Der Betrachtung des Geheimnisses der Dreieinigkeit Gottes und der Menschwerdung des Sohnes entspringe für das christliche Denken und für das Handeln der Kirche der Primat der Beziehung, der Begegnung mit dem heiligen Geheimnis des anderen, der universalen Gemeinschaft mit der ganzen Menschheit als Berufung aller. So sei zu verstehen, dass das Evangelium uns die radikalsten und tiefsten Gegenmittel gebe, um uns zu verteidigen und von der Krankheit des Individualismus zu genesen.

Die jungen Männer im Feuer spürten dann das Gewicht der Geschichte, das Gewicht einer offenen Rechnung mit dem Herrn und beteten ein schönes Gebet, das eine Anerkennung der Schuld und eine Bitte um Vergebung sei. Die Schuld sei die der Väter, aber in diesem Moment bäten sie um Vergebung für alle. Keine Distanzierung, sondern die Anerkenntnis, dass sich die Fehler der Väter auch von der heutigen Generation wiederholt werden könnten. Es gebe eine „Solidarität in der Sünde“, die zur Solidarität im Bekenntnis des Glaubens werde: „Gott, der unendliche Barmherzigkeit ist, wird den Vätern und auch uns barmherzig sein“.

Das Studium werde nur insoweit fruchtbar und nützlich sein, als man sich nicht von diesem bewussten Teil der Geschichte der Menschen und der Menschheit als Ganzes befreie. Sie seien nützlich, sie anhand der Leseschlüssel zu interpretieren, die sich aus dem Wort Gottes ergäben.

Franziskus warnte davor, sich in eine akademischen Dünkel zu verschließen, mit Konzepten zu spielen, anstatt das Leben zu interpretieren, sich an Formeln zu klammern, sich aber von der wirklichen Existenz der Menschen zu lösen: „Diese beachtliche und unaufschiebbare Aufgabe verlangt auf der kulturellen Ebene akademischer Bildung und wissenschaftlicher Forschung die großherzige und gemeinsame Anstrengung hinsichtlich eines radikalen Paradigmenwechsels, ja mehr noch – ich erlaube mir zu sagen – hinsichtlich einer mutigen kulturellen Revolution’. Hierbei ist das weltweite Netz kirchlicher Universitäten und Fakultäten berufen, als entscheidenden Beitrag den Sauerteig, das Salz und das Licht des Evangeliums Jesu Christi und der lebendigen Tradition der Kirche – immer offen für neue Situationen und Vorschläge – einzubringen.
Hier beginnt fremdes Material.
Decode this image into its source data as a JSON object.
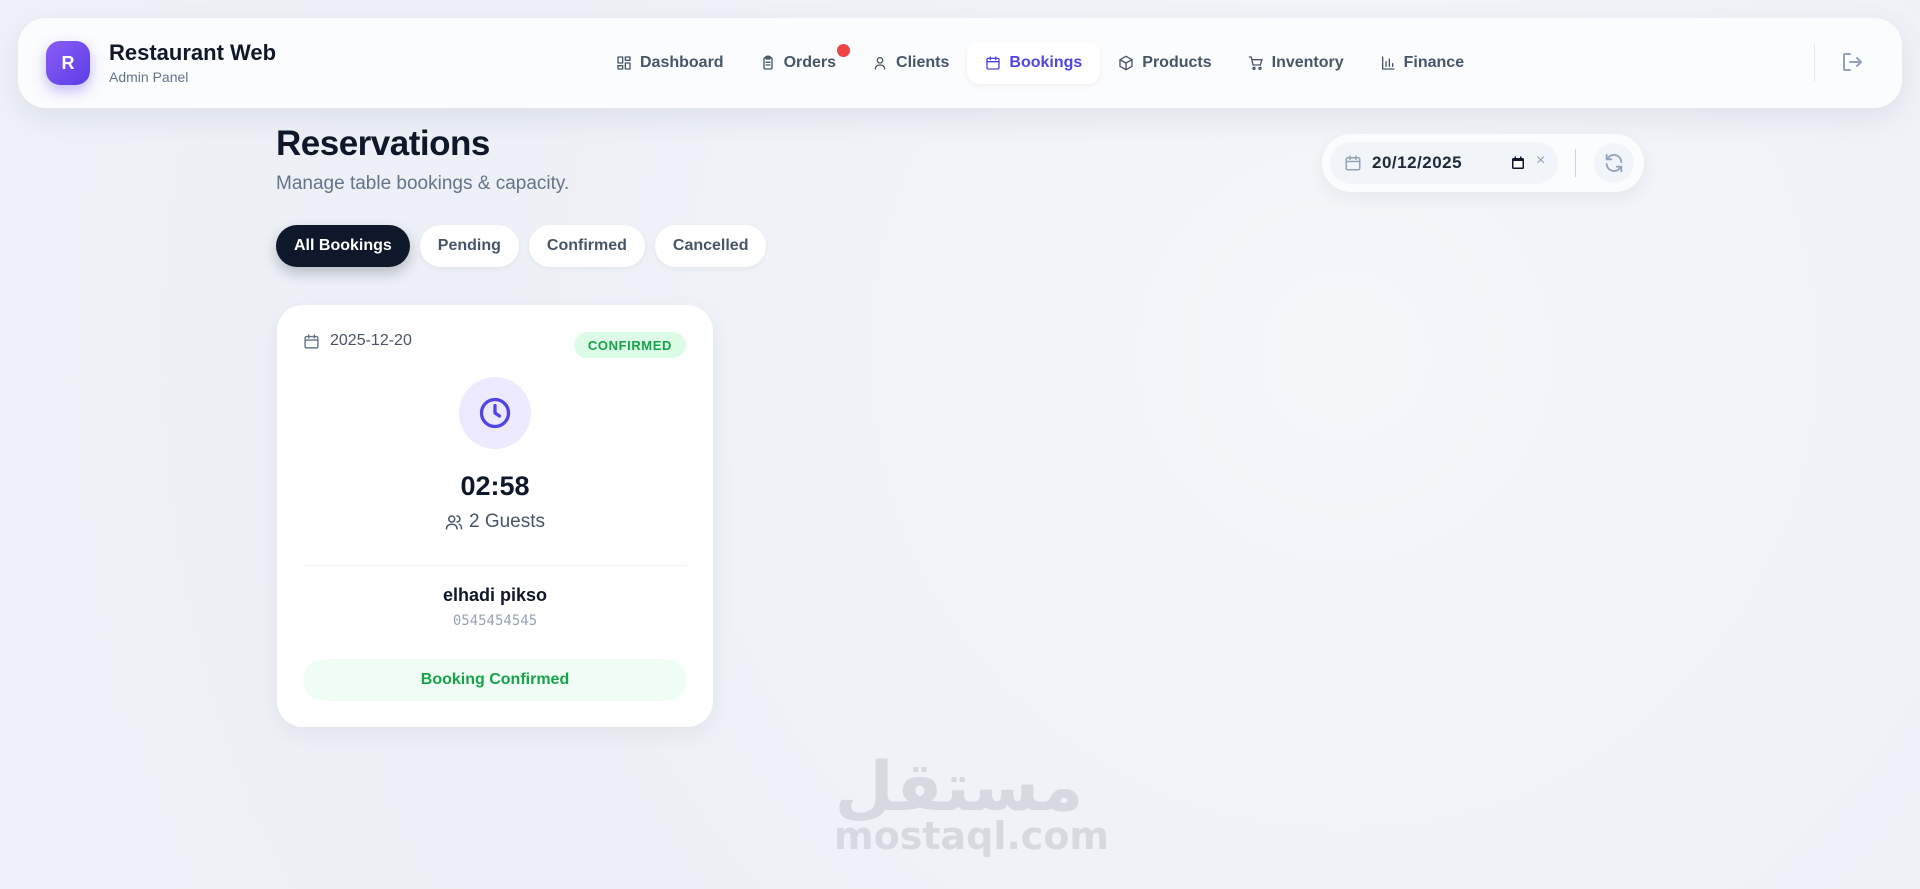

Es wird heute immer deutlicher sichtbar, dass es einer wahren Hermeneutik im Einklang mit dem Evangelium [bedarf], um das Leben, die Welt, die Menschen besser zu verstehen. Keine Synthese ist nötig, sondern eine geistige Atmosphäre der Suche und der Gewissheit, gegründet auf die Wahrheiten der Vernunft und des Glaubens.
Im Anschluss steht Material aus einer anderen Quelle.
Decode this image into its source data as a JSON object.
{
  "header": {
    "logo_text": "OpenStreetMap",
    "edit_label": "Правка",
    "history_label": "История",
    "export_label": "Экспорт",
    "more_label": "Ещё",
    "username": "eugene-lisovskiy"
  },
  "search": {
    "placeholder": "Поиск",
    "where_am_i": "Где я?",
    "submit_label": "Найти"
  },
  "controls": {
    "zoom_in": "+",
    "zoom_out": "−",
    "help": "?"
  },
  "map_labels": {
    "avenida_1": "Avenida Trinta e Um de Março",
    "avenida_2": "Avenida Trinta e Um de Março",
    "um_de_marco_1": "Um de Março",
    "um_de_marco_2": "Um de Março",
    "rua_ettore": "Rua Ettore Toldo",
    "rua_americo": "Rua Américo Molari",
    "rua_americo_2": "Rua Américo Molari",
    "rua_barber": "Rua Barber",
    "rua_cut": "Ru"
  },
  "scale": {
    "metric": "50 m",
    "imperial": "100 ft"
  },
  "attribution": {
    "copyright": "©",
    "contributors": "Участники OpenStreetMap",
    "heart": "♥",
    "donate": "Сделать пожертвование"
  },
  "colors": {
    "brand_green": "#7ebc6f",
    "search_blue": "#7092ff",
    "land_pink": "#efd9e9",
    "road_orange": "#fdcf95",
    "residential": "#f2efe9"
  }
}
Philosophie und Theologie erlauben es, Überzeugungen zu erwerben, die die Intelligenz strukturieren und stärken sowie den Willen erhellen … aber all dies ist nur fruchtbar, wenn man es mit einem offenen Geist und auf Knien tut. Der Theologe, der sich an seinem vollständigen und abgeschlossenen Denken ergötzt, ist mittelmäßig. Der gute Theologe und Philosoph hat ein offenes Denken, das heißt es ist nicht abgeschlossen, immer offen für das ‚maius’ Gottes und der Wahrheit, immer in Entwicklung begriffen, jenem Gesetz entsprechend, das der heilige Vinzenz von Lérins folgendermaßen beschreibt: „annis consolidetur, dilatetur tempore, sublimetur aetate“ (Commonitorium primum, 23: PL 50,668)“ (Veritatis gaudium, 3).